I have finally put this year's Gala Gown away!
First off, I had to find a hanger that is strong enough, but plain plastic just seemed sacrilegious. Once upon a time, I made myself a covered hanger for every hand-stitched dress. Somewhere along the line I stopped – probably because I wanted to start sewing the next project and not worry about a silly hanger. But it does look nice, and prevents things from slipping around. There was a bit of chenille yarn left in a drawer, so out it came, along with a sturdy plastic tube hanger.
Because the front section of the skirt waist is not attached to the bodice, I needed to figure out how to hang the garment without creating unnecessary strain at the side seams.
I ended up adding two ribbon loops to the skirt waist that loop over the hanger. This helps to re-distribute the weight.
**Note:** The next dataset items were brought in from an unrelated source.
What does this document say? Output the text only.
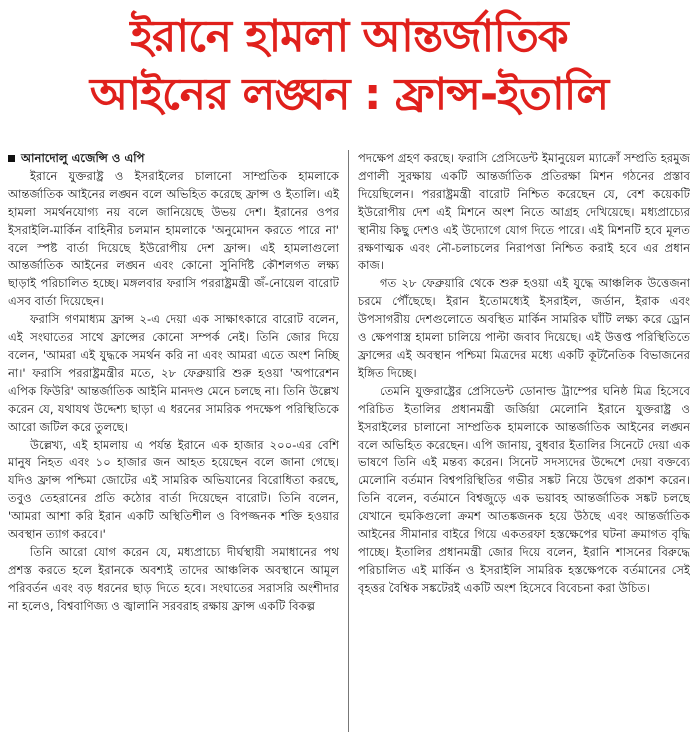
ইরানে হামলা আন্তর্জাতিক
আইনের লঙ্ঘন : ফ্রান্স-ইতালি
আনাদোলু এজেন্সি ও এপি

ইরানে যুক্তরাষ্ট্র ও ইসরাইলের চালানো সাম্প্রতিক হামলাকে আন্তর্জাতিক আইনের লঙ্ঘন বলে অভিহিত করেছে ফ্রান্স ও ইতালি। এই হামলা সমর্থনযোগ্য নয় বলে জানিয়েছে উভয় দেশ। ইরানের ওপর ইসরাইলি-মার্কিন বাহিনীর চলমান হামলাকে 'অনুমোদন করতে পারে না' বলে স্পষ্ট বার্তা দিয়েছে ইউরোপীয় দেশ ফ্রান্স। এই হামলাগুলো আন্তর্জাতিক আইনের লঙ্ঘন এবং কোনো সুনির্দিষ্ট কৌশলগত লক্ষ্য ছাড়াই পরিচালিত হচ্ছে। মঙ্গলবার ফরাসি পররাষ্ট্রমন্ত্রী জঁ-নোয়েল বারোট এসব বার্তা দিয়েছেন।

ফরাসি গণমাধ্যম ফ্রান্স ২-এ দেয়া এক সাক্ষাৎকারে বারোট বলেন, এই সংঘাতের সাথে ফ্রান্সের কোনো সম্পর্ক নেই। তিনি জোর দিয়ে বলেন, 'আমরা এই যুদ্ধকে সমর্থন করি না এবং আমরা এতে অংশ নিচ্ছি না।' ফরাসি পররাষ্ট্রমন্ত্রীর মতে, ২৮ ফেব্রুয়ারি শুরু হওয়া 'অপারেশন এপিক ফিউরি' আন্তর্জাতিক আইনি মানদণ্ড মেনে চলছে না। তিনি উল্লেখ করেন যে, যথাযথ উদ্দেশ্য ছাড়া এ ধরনের সামরিক পদক্ষেপ পরিস্থিতিকে আরো জটিল করে তুলছে।

উল্লেখ্য, এই হামলায় এ পর্যন্ত ইরানে এক হাজার ২০০-এর বেশি মানুষ নিহত এবং ১০ হাজার জন আহত হয়েছেন বলে জানা গেছে। যদিও ফ্রান্স পশ্চিমা জোটের এই সামরিক অভিযানের বিরোধিতা করছে, তবুও তেহরানের প্রতি কঠোর বার্তা দিয়েছেন বারোট। তিনি বলেন, 'আমরা আশা করি ইরান একটি অস্থিতিশীল ও বিপজ্জনক শক্তি হওয়ার অবস্থান ত্যাগ করবে।'

তিনি আরো যোগ করেন যে, মধ্যপ্রাচ্যে দীর্ঘস্থায়ী সমাধানের পথ প্রশস্ত করতে হলে ইরানকে অবশ্যই তাদের আঞ্চলিক অবস্থানে আমূল পরিবর্তন এবং বড় ধরনের ছাড় দিতে হবে। সংঘাতের সরাসরি অংশীদার না হলেও, বিশ্ববাণিজ্য ও জ্বালানি সরবরাহ রক্ষায় ফ্রান্স একটি বিকল্প

পদক্ষেপ গ্রহণ করছে। ফরাসি প্রেসিডেন্ট ইমানুয়েল ম্যাক্রোঁ সম্প্রতি হরমুজ প্রণালী সুরক্ষায় একটি আন্তর্জাতিক প্রতিরক্ষা মিশন গঠনের প্রস্তাব দিয়েছিলেন। পররাষ্ট্রমন্ত্রী বারোট নিশ্চিত করেছেন যে, বেশ কয়েকটি ইউরোপীয় দেশ এই মিশনে অংশ নিতে আগ্রহ দেখিয়েছে। মধ্যপ্রাচ্যের স্থানীয় কিছু দেশও এই উদ্যোগে যোগ দিতে পারে। এই মিশনটি হবে মূলত রক্ষণাত্মক এবং নৌ-চলাচলের নিরাপত্তা নিশ্চিত করাই হবে এর প্রধান কাজ।

গত ২৮ ফেব্রুয়ারি থেকে শুরু হওয়া এই যুদ্ধে আঞ্চলিক উত্তেজনা চরমে পৌঁছেছে। ইরান ইতোমধ্যেই ইসরাইল, জর্ডান, ইরাক এবং উপসাগরীয় দেশগুলোতে অবস্থিত মার্কিন সামরিক ঘাঁটি লক্ষ্য করে ড্রোন ও ক্ষেপণাস্ত্র হামলা চালিয়ে পাল্টা জবাব দিয়েছে। এই উত্তপ্ত পরিস্থিতিতে ফ্রান্সের এই অবস্থান পশ্চিমা মিত্রদের মধ্যে একটি কূটনৈতিক বিভাজনের ইঙ্গিত দিচ্ছে।

তেমনি যুক্তরাষ্ট্রের প্রেসিডেন্ট ডোনাল্ড ট্রাম্পের ঘনিষ্ঠ মিত্র হিসেবে পরিচিত ইতালির প্রধানমন্ত্রী জর্জিয়া মেলোনি ইরানে যুক্তরাষ্ট্র ও ইসরাইলের চালানো সাম্প্রতিক হামলাকে আন্তর্জাতিক আইনের লঙ্ঘন বলে অভিহিত করেছেন। এপি জানায়, বুধবার ইতালির সিনেটে দেয়া এক ভাষণে তিনি এই মন্তব্য করেন। সিনেট সদস্যদের উদ্দেশে দেয়া বক্তব্যে মেলোনি বর্তমান বিশ্বপরিস্থিতির গভীর সঙ্কট নিয়ে উদ্বেগ প্রকাশ করেন। তিনি বলেন, বর্তমানে বিশ্বজুড়ে এক ভয়াবহ আন্তর্জাতিক সঙ্কট চলছে যেখানে হুমকিগুলো ক্রমশ আতঙ্কজনক হয়ে উঠছে এবং আন্তর্জাতিক আইনের সীমানার বাইরে গিয়ে একতরফা হস্তক্ষেপের ঘটনা ক্রমাগত বৃদ্ধি পাচ্ছে। ইতালির প্রধানমন্ত্রী জোর দিয়ে বলেন, ইরানি শাসনের বিরুদ্ধে পরিচালিত এই মার্কিন ও ইসরাইলি সামরিক হস্তক্ষেপকে বর্তমানের সেই বৃহত্তর বৈশ্বিক সঙ্কটেরই একটি অংশ হিসেবে বিবেচনা করা উচিত।
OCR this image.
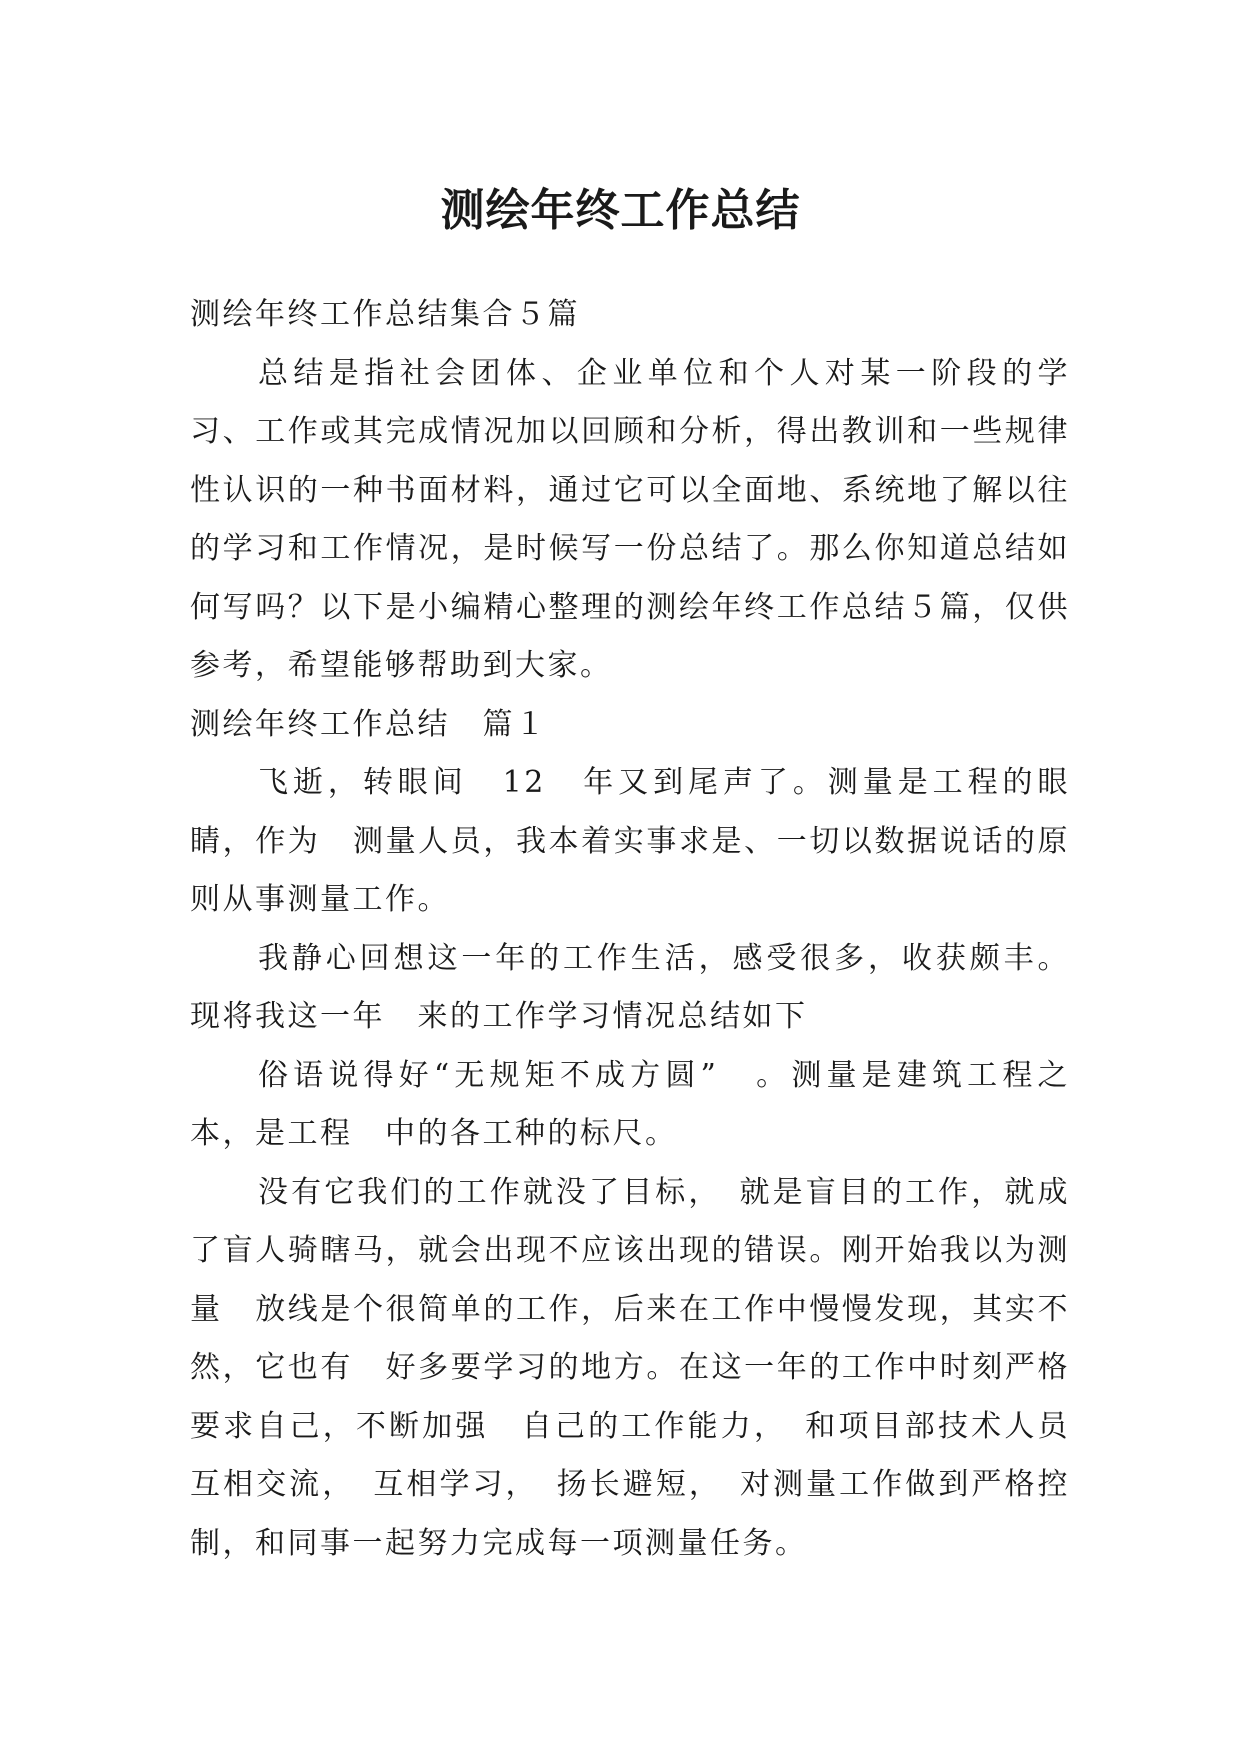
测绘年终工作总结

测绘年终工作总结集合５篇

总结是指社会团体、企业单位和个人对某一阶段的学习、工作或其完成情况加以回顾和分析，得出教训和一些规律性认识的一种书面材料，通过它可以全面地、系统地了解以往的学习和工作情况，是时候写一份总结了。那么你知道总结如何写吗？以下是小编精心整理的测绘年终工作总结５篇，仅供参考，希望能够帮助到大家。

测绘年终工作总结　篇１

飞逝，转眼间　12　年又到尾声了。测量是工程的眼睛，作为　测量人员，我本着实事求是、一切以数据说话的原则从事测量工作。

我静心回想这一年的工作生活，感受很多，收获颇丰。现将我这一年　来的工作学习情况总结如下

俗语说得好“无规矩不成方圆”　。测量是建筑工程之本，是工程　中的各工种的标尺。

没有它我们的工作就没了目标，　就是盲目的工作，就成了盲人骑瞎马，就会出现不应该出现的错误。刚开始我以为测量　放线是个很简单的工作，后来在工作中慢慢发现，其实不然，它也有　好多要学习的地方。在这一年的工作中时刻严格要求自己，不断加强　自己的工作能力，　和项目部技术人员互相交流，　互相学习，　扬长避短，　对测量工作做到严格控制，和同事一起努力完成每一项测量任务。
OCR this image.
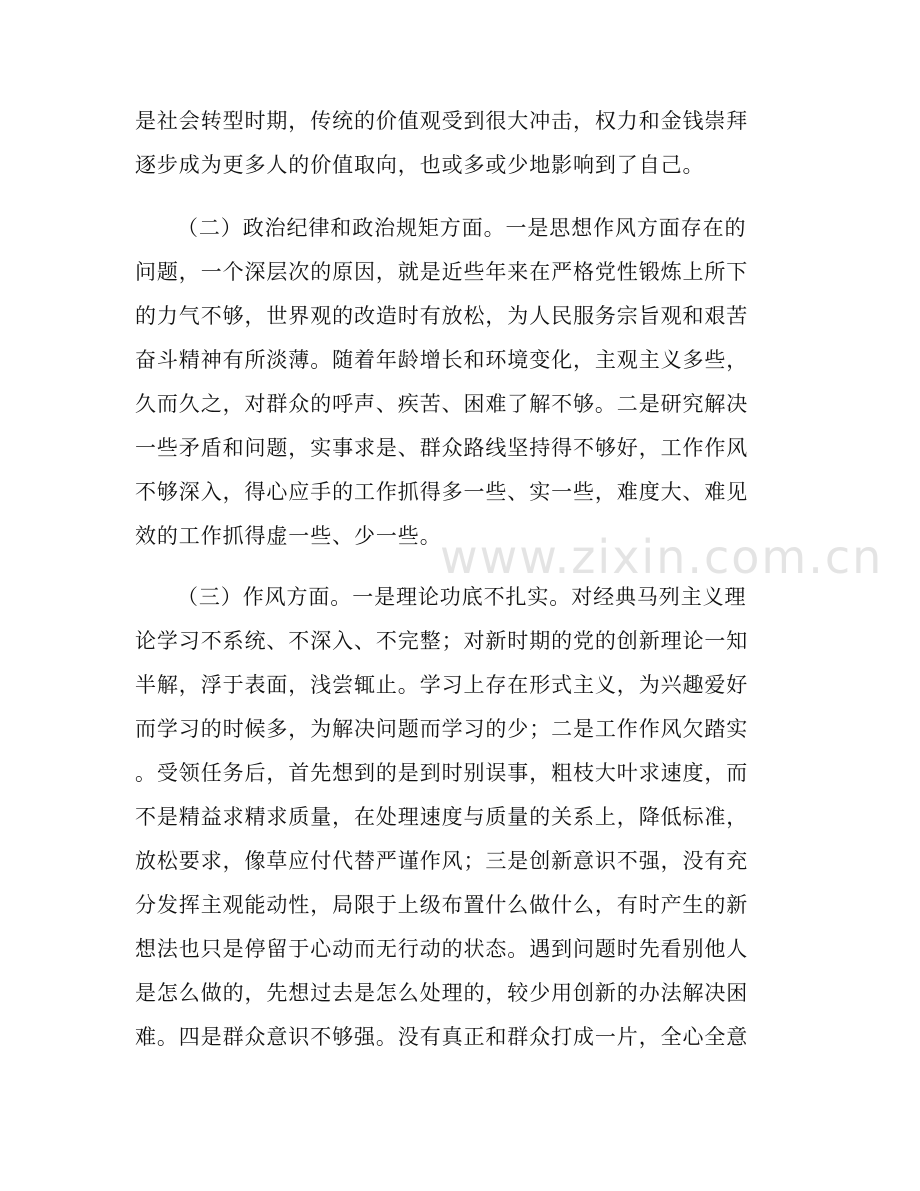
www.zixin.com.cn
是社会转型时期，传统的价值观受到很大冲击，权力和金钱崇拜
逐步成为更多人的价值取向，也或多或少地影响到了自己。
（二）政治纪律和政治规矩方面。一是思想作风方面存在的
问题，一个深层次的原因，就是近些年来在严格党性锻炼上所下
的力气不够，世界观的改造时有放松，为人民服务宗旨观和艰苦
奋斗精神有所淡薄。随着年龄增长和环境变化，主观主义多些，
久而久之，对群众的呼声、疾苦、困难了解不够。二是研究解决
一些矛盾和问题，实事求是、群众路线坚持得不够好，工作作风
不够深入，得心应手的工作抓得多一些、实一些，难度大、难见
效的工作抓得虚一些、少一些。
（三）作风方面。一是理论功底不扎实。对经典马列主义理
论学习不系统、不深入、不完整；对新时期的党的创新理论一知
半解，浮于表面，浅尝辄止。学习上存在形式主义，为兴趣爱好
而学习的时候多，为解决问题而学习的少；二是工作作风欠踏实
。受领任务后，首先想到的是到时别误事，粗枝大叶求速度，而
不是精益求精求质量，在处理速度与质量的关系上，降低标准，
放松要求，像草应付代替严谨作风；三是创新意识不强，没有充
分发挥主观能动性，局限于上级布置什么做什么，有时产生的新
想法也只是停留于心动而无行动的状态。遇到问题时先看别他人
是怎么做的，先想过去是怎么处理的，较少用创新的办法解决困
难。四是群众意识不够强。没有真正和群众打成一片，全心全意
Most beaded items are not supposed to hang, but since this fabric is upholstery weight, very sturdy, interfaced with hair canvas, and the beads are not completely covering the dress, I think it will do just fine on a hanger.
The belt also needed a ribbon loop so I could tuck it inside the dress.
And, of course, I needed to make a cover to prevent snags, dust, and who know what else from marring my lovely lady. My Ceil Chapman Gown from a couple of years ago was hanging on the back of the sewing room door waiting to be put away and narrowly missed being leaked on during the first big rainstorm of that season. That will teach me to leave things unprotected (although, to be fair, having water come through a smoke detector was not something I could have foreseen).
Here are a few stats:
~ 6 yards of fabric (between the fashion fabric, lining, and hair canvas)
~ 300 yards of silk thread (I went through at least 3 spools with all the beading and hand basting!)
~ 19,500 seed beads
Too many stab wounds to the fingertips to count
A whole bunch of Pad Stitching
~ 10 yards of Hug Snug
1 yard of horsehair braid for the peplums
1 yard grosgrain ribbon
1 yard belting
5 hook & eyes
Plastic Canvas (for belt "buckle")
Cotton Batting (for shoulder pads)
And that is just the dress! There were also feathers, buckram, felt, purses and shoe clips to contend with.
Although I stopped keeping track of my time during that last week (and I know I missed some of the early tracing/fitting hours) my total time spent on this project over 2.5 months is . . . ~ 156 hours!!
Actually, I am not sure I wanted to know that. But the next time someone asks how long my projects take, I guess I know the answer! Only taking into account my time, and paying myself minimum wage, would price the dress over $1,200. Next time I hear of a red carpet gown that costs more than I make in an entire year, I will think twice about rolling my eyes.
I have to admit that this weekend was the first time I have used my sewing machine since the end of October, and now that I have done the math, I understand why. But it feels good to be back!